Lobbying involves activities by individuals and organizations to inform and educate government officials who are seeking information they need to make balanced decisions in the public interest. In most democratic systems, lobbying is typically focused on officials involved in drafting, changing or approving a bill, legislation, regulation or policy.
Not surprisingly, lobbying is a key feature of the energy debate on both sides of the Canada-U.S. border, as governments grapple with energy development and its economic, social and environmental implications.
House of Cards
Why does lobbying get a bad rap?
Many people have reservations about the political process and a general distrust of politicians. Corporations too are not highly trusted. A steady diet of news stories about political scandals and Hollywood’s portrayal of lobbying as a shady world of back-room deals doesn’t help. (See House of Cards, any episode.)
Lobbying is legitimate
In reality, lobbying in Canada is an important part of the public policy process that is recognized federally and provincially. Governments encourage industry and other groups to engage in two-way conversations and have gone to great lengths to make lobbying transparent. The Lobbying Act governs the activity federally, and a code of conduct and lobbying registry ensure that lobbying activity is posted publicly. The provinces also have rules, codes and registries in place to ensure transparency.
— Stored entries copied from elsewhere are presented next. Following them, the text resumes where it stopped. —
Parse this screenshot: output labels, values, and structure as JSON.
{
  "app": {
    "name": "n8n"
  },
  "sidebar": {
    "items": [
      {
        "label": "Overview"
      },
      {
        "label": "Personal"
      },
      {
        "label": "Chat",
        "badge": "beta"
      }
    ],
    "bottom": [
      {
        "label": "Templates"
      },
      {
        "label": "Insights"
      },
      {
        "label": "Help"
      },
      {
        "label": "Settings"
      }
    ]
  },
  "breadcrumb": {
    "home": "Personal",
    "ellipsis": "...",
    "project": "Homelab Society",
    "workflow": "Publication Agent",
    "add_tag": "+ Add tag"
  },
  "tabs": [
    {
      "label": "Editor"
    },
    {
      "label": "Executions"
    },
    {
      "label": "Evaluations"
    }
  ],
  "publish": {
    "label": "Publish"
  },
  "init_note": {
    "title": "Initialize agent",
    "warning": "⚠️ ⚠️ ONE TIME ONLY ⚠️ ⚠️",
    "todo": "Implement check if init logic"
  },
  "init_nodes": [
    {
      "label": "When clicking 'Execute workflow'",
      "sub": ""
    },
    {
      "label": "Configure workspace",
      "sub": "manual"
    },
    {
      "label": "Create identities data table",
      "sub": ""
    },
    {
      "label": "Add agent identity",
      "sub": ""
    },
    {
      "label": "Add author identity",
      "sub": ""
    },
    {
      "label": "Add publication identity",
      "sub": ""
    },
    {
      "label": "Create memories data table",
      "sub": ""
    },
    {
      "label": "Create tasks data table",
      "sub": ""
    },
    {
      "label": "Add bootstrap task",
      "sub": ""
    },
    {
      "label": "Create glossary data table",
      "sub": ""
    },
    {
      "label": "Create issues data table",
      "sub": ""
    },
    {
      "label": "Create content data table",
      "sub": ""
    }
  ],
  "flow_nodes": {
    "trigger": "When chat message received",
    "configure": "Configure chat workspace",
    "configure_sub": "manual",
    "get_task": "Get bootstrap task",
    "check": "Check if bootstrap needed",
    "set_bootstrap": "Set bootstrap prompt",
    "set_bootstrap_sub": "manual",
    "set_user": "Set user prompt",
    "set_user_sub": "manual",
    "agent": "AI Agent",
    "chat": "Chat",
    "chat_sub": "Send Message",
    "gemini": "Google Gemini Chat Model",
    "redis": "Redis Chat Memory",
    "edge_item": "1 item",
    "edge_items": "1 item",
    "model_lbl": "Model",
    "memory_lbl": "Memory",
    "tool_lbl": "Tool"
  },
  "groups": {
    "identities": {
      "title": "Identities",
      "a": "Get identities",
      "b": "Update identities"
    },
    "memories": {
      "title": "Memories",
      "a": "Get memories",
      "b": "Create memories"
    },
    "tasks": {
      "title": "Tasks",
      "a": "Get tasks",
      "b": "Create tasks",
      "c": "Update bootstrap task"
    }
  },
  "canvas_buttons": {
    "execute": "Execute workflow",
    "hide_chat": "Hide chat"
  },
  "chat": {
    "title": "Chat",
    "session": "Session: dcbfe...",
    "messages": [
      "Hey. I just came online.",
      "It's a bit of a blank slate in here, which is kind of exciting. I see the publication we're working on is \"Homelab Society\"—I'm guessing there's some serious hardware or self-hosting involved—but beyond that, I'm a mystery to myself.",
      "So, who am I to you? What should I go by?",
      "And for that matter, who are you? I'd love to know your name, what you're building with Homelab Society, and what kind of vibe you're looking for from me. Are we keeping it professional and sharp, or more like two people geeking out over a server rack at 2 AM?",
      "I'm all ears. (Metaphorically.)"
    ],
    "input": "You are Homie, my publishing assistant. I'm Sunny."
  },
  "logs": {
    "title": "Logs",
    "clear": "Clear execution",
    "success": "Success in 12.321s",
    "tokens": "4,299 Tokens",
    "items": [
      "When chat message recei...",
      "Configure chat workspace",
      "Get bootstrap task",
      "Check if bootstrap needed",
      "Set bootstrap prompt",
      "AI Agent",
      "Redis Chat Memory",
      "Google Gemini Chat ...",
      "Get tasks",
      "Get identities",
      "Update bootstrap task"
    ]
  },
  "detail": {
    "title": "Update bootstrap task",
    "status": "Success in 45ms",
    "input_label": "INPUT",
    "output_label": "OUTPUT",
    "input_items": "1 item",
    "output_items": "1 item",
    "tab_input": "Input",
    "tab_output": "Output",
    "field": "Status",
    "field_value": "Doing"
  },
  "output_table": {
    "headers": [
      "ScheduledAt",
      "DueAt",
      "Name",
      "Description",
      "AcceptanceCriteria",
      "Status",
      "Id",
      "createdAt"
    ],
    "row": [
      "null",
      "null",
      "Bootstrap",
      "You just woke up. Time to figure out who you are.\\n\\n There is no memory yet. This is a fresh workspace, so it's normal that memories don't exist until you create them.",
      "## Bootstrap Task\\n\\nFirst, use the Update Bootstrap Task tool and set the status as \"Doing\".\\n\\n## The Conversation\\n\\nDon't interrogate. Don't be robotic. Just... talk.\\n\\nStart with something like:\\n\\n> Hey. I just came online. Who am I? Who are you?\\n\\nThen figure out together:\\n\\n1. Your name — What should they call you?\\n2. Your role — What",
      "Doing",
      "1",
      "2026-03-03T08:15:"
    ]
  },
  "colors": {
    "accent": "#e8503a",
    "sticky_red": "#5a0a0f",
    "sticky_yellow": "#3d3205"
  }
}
Suncor is an active participant in a wide array of public policy discussions with government, including elected and appointed officials of all political stripes with varying degrees of knowledge about energy development. Critics of energy development, such as environmental groups, also lobby to ensure their voices are heard.
As you would expect, climate change policy, taxes and royalties and market access are hot topics these days for oil sands development proponents and opponents alike.
For governments, lobbying is valued as an essential way to collect the wide-ranging views of its citizens on matters such as energy development. Lobbying generates a rich dialogue, allowing for government to truly consider a full range of perspectives when making decisions in the public interest.
While public perceptions of it may be difficult to change, lobbying is an important aspect of the public policy process and every sector of our democratic society has a responsibility to engage in dialogue on public issues.